Composition de lieu — Tu es dans la grande salle du Sanhédrin, à Jérusalem. Il fait jour, mais la lumière entre mal par les hautes fenêtres. L’assemblée est imposante : « Hanne le grand prêtre, Caïphe, Jean, Alexandre » — des noms de pouvoir, des visages sévères, des vêtements sacerdotaux. L’air est tendu. Pierre et Jean sont debout au milieu, encerclés. Deux pêcheurs de Galilée face à l’élite religieuse de tout un peuple. Écoute le silence qui précède la question. Sens le poids de ce regard collectif posé sur eux.

Méditation — Remarque le contraste presque comique de cette scène.
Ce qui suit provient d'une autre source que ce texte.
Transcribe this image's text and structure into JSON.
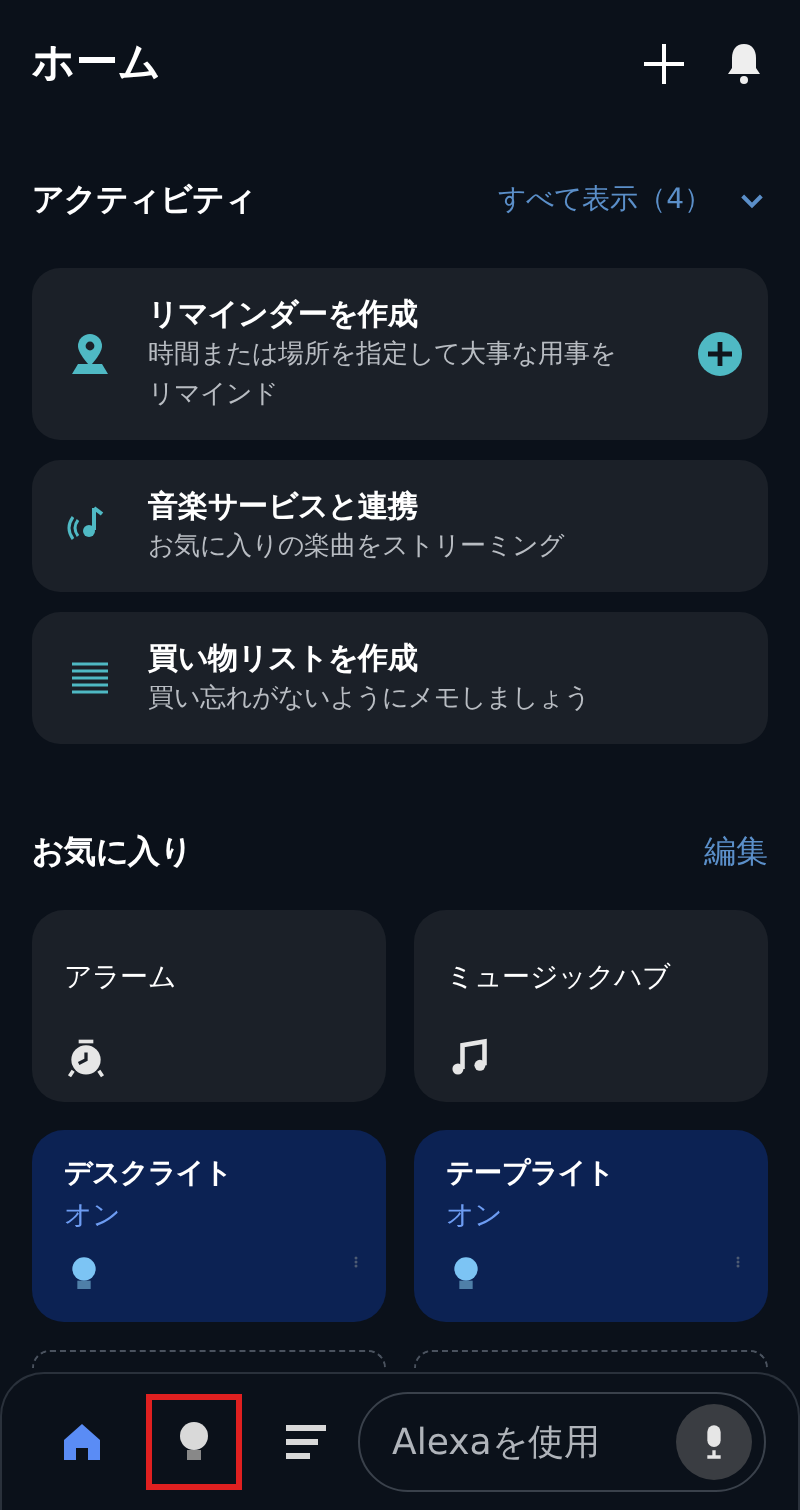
{
  "header": {
    "title": "ホーム"
  },
  "activity": {
    "title": "アクティビティ",
    "see_all": "すべて表示（4）",
    "expanded": false,
    "cards": [
      {
        "kind": "reminder",
        "title": "リマインダーを作成",
        "subtitle": "時間または場所を指定して大事な用事をリマインド",
        "add": true
      },
      {
        "kind": "music",
        "title": "音楽サービスと連携",
        "subtitle": "お気に入りの楽曲をストリーミング",
        "add": false
      },
      {
        "kind": "list",
        "title": "買い物リストを作成",
        "subtitle": "買い忘れがないようにメモしましょう",
        "add": false
      }
    ]
  },
  "favorites": {
    "title": "お気に入り",
    "edit": "編集",
    "tiles": [
      {
        "kind": "alarm",
        "name": "アラーム"
      },
      {
        "kind": "music",
        "name": "ミュージックハブ"
      },
      {
        "kind": "light",
        "name": "デスクライト",
        "status": "オン",
        "on": true
      },
      {
        "kind": "light",
        "name": "テープライト",
        "status": "オン",
        "on": true
      },
      {
        "kind": "placeholder"
      },
      {
        "kind": "placeholder"
      }
    ]
  },
  "bottom_nav": {
    "items": [
      {
        "kind": "home",
        "selected": true,
        "highlighted": false
      },
      {
        "kind": "devices",
        "selected": false,
        "highlighted": true
      },
      {
        "kind": "more",
        "selected": false,
        "highlighted": false
      }
    ],
    "alexa": {
      "placeholder": "Alexaを使用"
    }
  }
}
Les autorités sont « excédées » — le mot est fort — parce que ces deux hommes sans titre « enseignent le peuple ». Et la question qu’ils posent est révélatrice : « Par quelle puissance, par le nom de qui, avez-vous fait cette guérison ? » Ils ne nient pas la guérison. L’homme est là, « bien portant », devant eux. L’évidence les gêne. Ce qui les irrite, ce n’est pas le bien qui a été fait — c’est qu’ils n’en contrôlent pas la source.

Pierre, lui, « rempli de l’Esprit Saint », retourne la question avec une liberté désarmante : « Nous sommes interrogés aujourd’hui pour avoir fait du bien à un infirme. » Laisse cette phrase résonner. Il y a là une ironie tranquille, presque un sourire. Comme si Pierre disait : écoutez-vous. Vous nous jugez pour avoir fait du bien. Et puis il va droit au cœur : « c’est par le nom de Jésus le Nazaréen, lui que vous avez crucifié mais que Dieu a ressuscité. » Pas de détour, pas de diplomatie. Le « vous » et le « Dieu » dans la même phrase — vous avez crucifié, Dieu a ressuscité. Deux gestes qui s’affrontent. Où te situes-tu dans cet affrontement ? Y a-t-il en toi quelque chose qui résiste à ce que Dieu relève, qui préférerait garder le contrôle ?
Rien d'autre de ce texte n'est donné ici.